In this study, three CWI algorithms show their feasibility and reliability. Each of them has both advantages and disadvantages. The standard CWI method requires the shortest processing time as it stretched only once the first reference signal. It shows the continuous variation compared to the initial state. However, when cracks appear and the damage in the structure reaches a certain level, it is hard to extract information from both CC and dV/V. Thus, the auto reference CWI method is proposed when the velocity change reached a threshold and a new reference is chosen. This method reduces the dV/V variation range and provides a clearer view. The step-wise CWI method needs a heavier processing procedure as the reference changes all the time; therefore, all the signals need to be stretched. To accelerate the calculation, a lower resolution could be chosen to calculate dV/V as the change between two adjacent signals are not that big. Nonetheless, step-wise CWI shows the clearest and most precise local variation. The dV/V could be accumulated to observe the global variation, relative to the beginning of experiment. The unusual sudden changes observed by standard or auto reference CWI are successfully eliminated. This is the so-called accumulated CWI.

The CWI method shows a very high sensitivity to detect stress changes in the specimens. The increasing bending tensile stress leads to a decrease in relative velocity change. Its capability to detect early stage damage in reinforced concrete is also proven. CWI detects cracks earlier than all the other standard traditional sensors, even though the cracks are not in the direct path area between two transducers. This shows the independence of CWI technique from the location of the structural flaw. Although CWI technique could not detect the quantity and location of all the cracks as precisely as FOS and DIC do, an approximate location and damage level of crack(s) can be still inferred in a very early stage.
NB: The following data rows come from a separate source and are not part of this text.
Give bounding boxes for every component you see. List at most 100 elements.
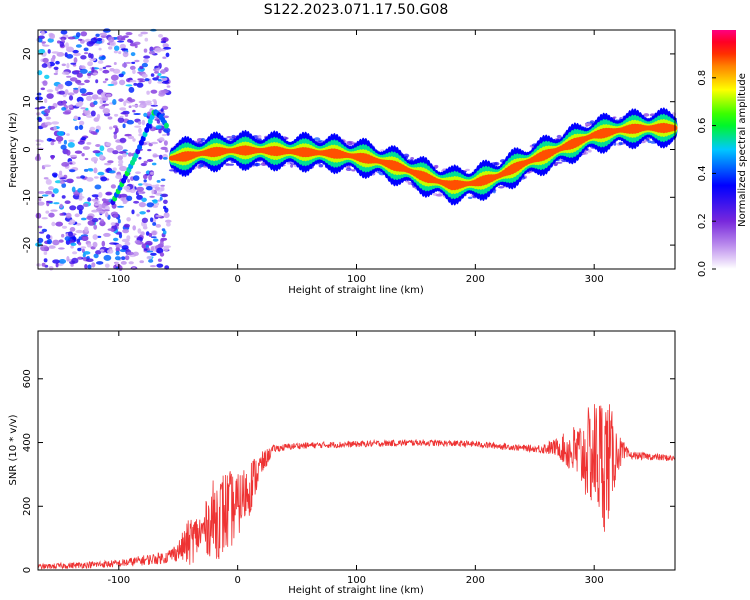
spectrogram-cell [118,51,122,55]
spectrogram-cell [41,262,46,267]
spectrogram-cell [152,77,159,81]
spectrogram-cell [62,100,67,106]
spectrogram-cell [159,252,165,257]
spectrogram-cell [152,205,158,208]
spectrogram-cell [105,211,109,218]
spectrogram-cell [129,65,136,70]
spectrogram-cell [154,70,159,74]
spectrogram-cell [75,229,84,234]
spectrogram-cell [55,86,59,92]
spectrogram-cell [120,112,127,115]
spectrogram-cell [64,80,73,87]
spectrogram-cell [124,241,131,246]
spectrogram-cell [160,146,168,150]
spectrogram-cell [146,90,150,95]
spectrogram-cell [497,186,505,189]
spectrogram-cell [99,32,108,36]
spectrogram-cell [109,126,113,130]
spectrogram-cell [166,222,171,227]
spectrogram-cell [587,122,591,125]
spectrogram-cell [164,149,169,153]
spectrogram-cell [55,262,59,268]
spectrogram-cell [69,154,78,158]
spectrogram-cell [133,41,141,45]
spectrogram-cell [102,103,110,107]
spectrogram-cell [67,36,76,40]
spectrogram-cell [93,224,98,230]
spectrogram-cell [126,217,131,222]
spectrogram-cell [346,168,350,171]
spectrogram-cell [157,258,162,262]
spectrogram-cell [38,197,42,202]
spectrogram-cell [165,219,172,223]
spectrogram-cell [151,230,157,236]
spectrogram-cell [98,56,106,61]
spectrogram-cell [133,200,140,204]
spectrogram-cell [41,63,48,68]
spectrogram-cell [254,162,261,167]
spectrogram-cell [57,84,63,88]
spectrogram-cell [36,92,42,96]
spectrogram-cell [59,203,63,209]
spectrogram-cell [48,212,55,218]
spectrogram-cell [138,183,143,186]
x-tick-label: 200 [466,575,485,586]
spectrogram-cell [140,231,145,236]
spectrogram-cell [45,210,50,214]
spectrogram-cell [115,246,121,253]
spectrogram-cell [163,127,171,133]
y-tick-label: 10 [22,95,33,108]
spectrogram-cell [51,139,56,142]
spectrogram-cell [123,223,130,228]
spectrogram-cell [80,55,87,60]
spectrogram-cell [113,62,117,65]
spectrogram-cell [137,71,141,74]
spectrogram-cell [86,91,94,96]
spectrogram-y-axis-label: Frequency (Hz) [8,112,19,188]
spectrogram-cell [107,249,114,254]
spectrogram-cell [84,79,90,84]
spectrogram-cell [137,228,142,234]
spectrogram-cell [114,256,121,261]
spectrogram-cell [112,68,121,74]
spectrogram-cell [146,250,154,253]
spectrogram-cell [114,127,119,134]
spectrogram-cell [42,57,49,63]
spectrogram-cell [154,65,159,69]
spectrogram-cell [105,192,112,196]
spectrogram-cell [69,77,78,82]
spectrogram-cell [143,223,147,228]
spectrogram-cell [143,248,148,251]
spectrogram-cell [53,72,58,76]
spectrogram-cell [66,255,70,262]
x-tick-label: 0 [234,575,240,586]
spectrogram-cell [44,74,50,79]
spectrogram-cell [61,63,66,67]
spectrogram-cell [99,67,103,71]
spectrogram-cell [83,47,89,52]
spectrogram-cell [61,162,70,167]
spectrogram-cell [91,199,99,202]
spectrogram-cell [85,258,94,263]
colorbar-tick-label: 0.4 [697,165,708,181]
spectrogram-cell [43,251,48,255]
spectrogram-cell [95,129,99,133]
spectrogram-cell [553,163,558,167]
spectrogram-cell [132,175,140,181]
spectrogram-cell [201,138,205,142]
spectrogram-cell [119,115,124,118]
spectrogram-cell [104,263,110,268]
spectrogram-cell [77,188,84,193]
spectrogram-cell [112,99,117,105]
spectrogram-cell [118,265,123,271]
spectrogram-cell [75,79,82,84]
spectrogram-cell [118,73,124,78]
spectrogram-cell [51,172,58,178]
spectrogram-cell [92,150,101,154]
spectrogram-cell [100,176,108,182]
spectrogram-cell [66,62,70,69]
spectrogram-cell [160,186,165,192]
spectrogram-cell [114,113,119,117]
Moreover, as compared with FOS technique, the cost of data acquisition system is significantly lower and the embedded US transducers have higher damage resistance than FOS. The two specimens were monitored by limited numbers of US transducers continuously during the whole bending test. In practical applications, the authors suggest that the use of only two US transducers is enough to monitor a three-meter beam. Due to the easy installation of SO807 transducer and the small size of the US data, which allows remote monitoring, CWI method combined with embedded US transducers will definitely have a bright future for long-term monitoring in SHM.